We are so much rougher now, alas, my skin!– But also just our personalities, I would have predicted that we would all have mellowed with age but instead I feel many of us have just grown to embrace suppressed rage. Sometimes it’s iron sharpening iron, other times it’s iron hammering iron into something blunt and flat and dull and resentful.
What I see, we are all dry dry wood. And we are all tired. We are like dead trees, we crack with a bang when snapped. We are needing the streams of living water. We are so dry. We are all dying so fast. Why are we dying so fast? We need that water, Lord have mercy, that joy.

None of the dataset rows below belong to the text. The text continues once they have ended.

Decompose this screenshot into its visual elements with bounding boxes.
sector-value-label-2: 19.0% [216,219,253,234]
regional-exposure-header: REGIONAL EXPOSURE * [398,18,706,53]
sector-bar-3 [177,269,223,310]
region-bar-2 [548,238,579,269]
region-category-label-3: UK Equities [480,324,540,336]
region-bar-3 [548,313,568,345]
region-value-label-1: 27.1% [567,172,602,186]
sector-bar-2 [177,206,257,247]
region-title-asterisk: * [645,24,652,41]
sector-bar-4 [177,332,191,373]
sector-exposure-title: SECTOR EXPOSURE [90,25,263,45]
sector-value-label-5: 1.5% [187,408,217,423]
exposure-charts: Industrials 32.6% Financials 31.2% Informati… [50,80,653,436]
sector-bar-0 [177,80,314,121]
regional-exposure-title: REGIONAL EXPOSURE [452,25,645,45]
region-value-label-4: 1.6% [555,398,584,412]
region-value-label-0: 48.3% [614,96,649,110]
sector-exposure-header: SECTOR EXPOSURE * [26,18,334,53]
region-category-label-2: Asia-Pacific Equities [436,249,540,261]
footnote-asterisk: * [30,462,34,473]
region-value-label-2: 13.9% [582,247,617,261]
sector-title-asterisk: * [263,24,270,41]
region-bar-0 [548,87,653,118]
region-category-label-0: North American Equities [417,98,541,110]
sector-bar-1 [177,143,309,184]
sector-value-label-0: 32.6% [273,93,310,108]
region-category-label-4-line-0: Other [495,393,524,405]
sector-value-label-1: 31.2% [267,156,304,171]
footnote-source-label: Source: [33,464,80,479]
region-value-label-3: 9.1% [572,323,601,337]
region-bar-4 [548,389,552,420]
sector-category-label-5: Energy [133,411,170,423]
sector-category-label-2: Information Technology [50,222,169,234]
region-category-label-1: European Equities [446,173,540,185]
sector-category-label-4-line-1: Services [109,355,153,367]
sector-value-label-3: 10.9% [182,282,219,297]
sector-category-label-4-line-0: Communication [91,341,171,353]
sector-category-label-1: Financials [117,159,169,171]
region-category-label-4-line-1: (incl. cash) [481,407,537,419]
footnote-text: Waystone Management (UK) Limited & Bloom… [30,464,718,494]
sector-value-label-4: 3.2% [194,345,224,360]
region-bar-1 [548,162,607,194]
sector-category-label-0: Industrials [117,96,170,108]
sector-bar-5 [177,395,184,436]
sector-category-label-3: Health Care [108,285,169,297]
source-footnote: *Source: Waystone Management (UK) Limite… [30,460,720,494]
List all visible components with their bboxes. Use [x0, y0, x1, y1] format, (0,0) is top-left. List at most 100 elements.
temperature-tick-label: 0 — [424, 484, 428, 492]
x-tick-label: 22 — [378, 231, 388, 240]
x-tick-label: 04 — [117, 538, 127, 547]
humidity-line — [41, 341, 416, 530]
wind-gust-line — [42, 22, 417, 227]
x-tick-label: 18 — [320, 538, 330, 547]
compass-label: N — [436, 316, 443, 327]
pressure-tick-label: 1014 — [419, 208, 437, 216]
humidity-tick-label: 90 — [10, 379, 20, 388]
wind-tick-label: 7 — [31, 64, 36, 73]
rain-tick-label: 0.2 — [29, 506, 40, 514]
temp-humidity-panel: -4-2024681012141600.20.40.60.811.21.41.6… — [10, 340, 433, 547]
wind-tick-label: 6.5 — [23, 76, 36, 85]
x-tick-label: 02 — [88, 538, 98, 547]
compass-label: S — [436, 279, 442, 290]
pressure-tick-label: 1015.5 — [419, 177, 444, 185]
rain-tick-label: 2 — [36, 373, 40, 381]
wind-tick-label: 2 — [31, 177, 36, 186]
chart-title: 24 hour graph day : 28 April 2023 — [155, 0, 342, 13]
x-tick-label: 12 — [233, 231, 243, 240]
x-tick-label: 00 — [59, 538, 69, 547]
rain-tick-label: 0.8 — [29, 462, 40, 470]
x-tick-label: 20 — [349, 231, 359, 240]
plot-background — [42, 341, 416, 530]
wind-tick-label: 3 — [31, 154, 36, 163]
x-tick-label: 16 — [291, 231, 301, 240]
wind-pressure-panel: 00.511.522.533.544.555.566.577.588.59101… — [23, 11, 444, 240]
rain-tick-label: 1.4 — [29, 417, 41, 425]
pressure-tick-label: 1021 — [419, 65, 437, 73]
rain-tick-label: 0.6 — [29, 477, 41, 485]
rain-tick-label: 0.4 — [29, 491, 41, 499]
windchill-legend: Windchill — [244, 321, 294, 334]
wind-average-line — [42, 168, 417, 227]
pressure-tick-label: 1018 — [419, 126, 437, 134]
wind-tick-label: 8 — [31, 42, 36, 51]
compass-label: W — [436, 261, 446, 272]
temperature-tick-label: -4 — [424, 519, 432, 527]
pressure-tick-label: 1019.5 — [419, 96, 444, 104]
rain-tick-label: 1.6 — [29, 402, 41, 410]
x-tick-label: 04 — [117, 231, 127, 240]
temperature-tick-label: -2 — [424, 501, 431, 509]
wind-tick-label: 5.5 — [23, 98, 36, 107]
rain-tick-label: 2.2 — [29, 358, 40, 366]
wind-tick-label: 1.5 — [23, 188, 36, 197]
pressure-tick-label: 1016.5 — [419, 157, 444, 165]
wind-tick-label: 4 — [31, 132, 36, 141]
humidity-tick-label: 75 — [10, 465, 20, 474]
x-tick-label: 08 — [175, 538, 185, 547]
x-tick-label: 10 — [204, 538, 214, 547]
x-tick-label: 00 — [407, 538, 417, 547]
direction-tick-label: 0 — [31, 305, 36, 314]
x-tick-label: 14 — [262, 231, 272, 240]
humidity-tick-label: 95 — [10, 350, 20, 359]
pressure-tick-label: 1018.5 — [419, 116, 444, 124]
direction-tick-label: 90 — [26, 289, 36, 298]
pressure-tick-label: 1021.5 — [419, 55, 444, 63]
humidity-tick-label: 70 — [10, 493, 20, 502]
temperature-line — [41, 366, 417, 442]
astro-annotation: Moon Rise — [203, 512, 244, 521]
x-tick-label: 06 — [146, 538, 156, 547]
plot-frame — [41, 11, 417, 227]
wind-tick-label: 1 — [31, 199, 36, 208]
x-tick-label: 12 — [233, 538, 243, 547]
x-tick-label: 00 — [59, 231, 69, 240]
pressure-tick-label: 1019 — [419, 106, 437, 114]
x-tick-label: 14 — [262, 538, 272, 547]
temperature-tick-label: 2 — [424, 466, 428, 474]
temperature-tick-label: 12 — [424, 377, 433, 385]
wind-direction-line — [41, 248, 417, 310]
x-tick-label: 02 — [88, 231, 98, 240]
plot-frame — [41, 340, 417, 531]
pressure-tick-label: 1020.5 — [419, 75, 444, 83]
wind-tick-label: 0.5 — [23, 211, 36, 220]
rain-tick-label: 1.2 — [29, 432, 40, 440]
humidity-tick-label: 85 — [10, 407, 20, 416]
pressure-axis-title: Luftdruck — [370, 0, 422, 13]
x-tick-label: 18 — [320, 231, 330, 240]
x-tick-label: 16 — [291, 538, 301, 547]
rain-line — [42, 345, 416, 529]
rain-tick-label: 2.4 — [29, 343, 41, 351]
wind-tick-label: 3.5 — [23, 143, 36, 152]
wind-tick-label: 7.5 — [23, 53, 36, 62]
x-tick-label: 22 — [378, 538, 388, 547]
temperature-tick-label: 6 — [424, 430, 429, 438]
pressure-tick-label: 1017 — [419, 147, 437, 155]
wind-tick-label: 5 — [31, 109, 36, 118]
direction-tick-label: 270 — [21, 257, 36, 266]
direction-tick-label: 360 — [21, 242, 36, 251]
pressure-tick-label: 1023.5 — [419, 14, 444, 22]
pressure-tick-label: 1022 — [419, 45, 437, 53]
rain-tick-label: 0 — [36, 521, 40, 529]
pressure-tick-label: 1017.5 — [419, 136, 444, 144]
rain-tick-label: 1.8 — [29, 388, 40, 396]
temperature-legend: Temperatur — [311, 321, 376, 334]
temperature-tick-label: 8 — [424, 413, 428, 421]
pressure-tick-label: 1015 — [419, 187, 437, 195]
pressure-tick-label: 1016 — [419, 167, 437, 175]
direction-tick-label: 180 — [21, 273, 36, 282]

Which brings me to this weekend. We visited my favorite part of the Appalachian trail: Roan Mountain, and really, all the surrounding areas. As I stood where the old “Cloudland Hotel” once was, I was reminded about the first time I hiked this, when I was desperate and fragile and how God had saved me. The thing I love most about the Tennessee portion of the Appalachian Trail is how unusually lush everything is. Water everywhere, its constant motion feels like a shock to the heart. I saw salamanders and stones and those pine trees that grow in mountain climates that smell so crisp in that wispy air up there. The greatness of God cannot be replicated, and on top of Roan Mountain, or even in its river sprung valleys, I see His glory and remember the only way out is through. This is not the first time that my Lord has led weary travelers through the desert in order to reach the promised land. May I learn to praise Him in the hot sand, just the same in the creek bed on top of a mountain. May the knowledge of His presence water our hearts again.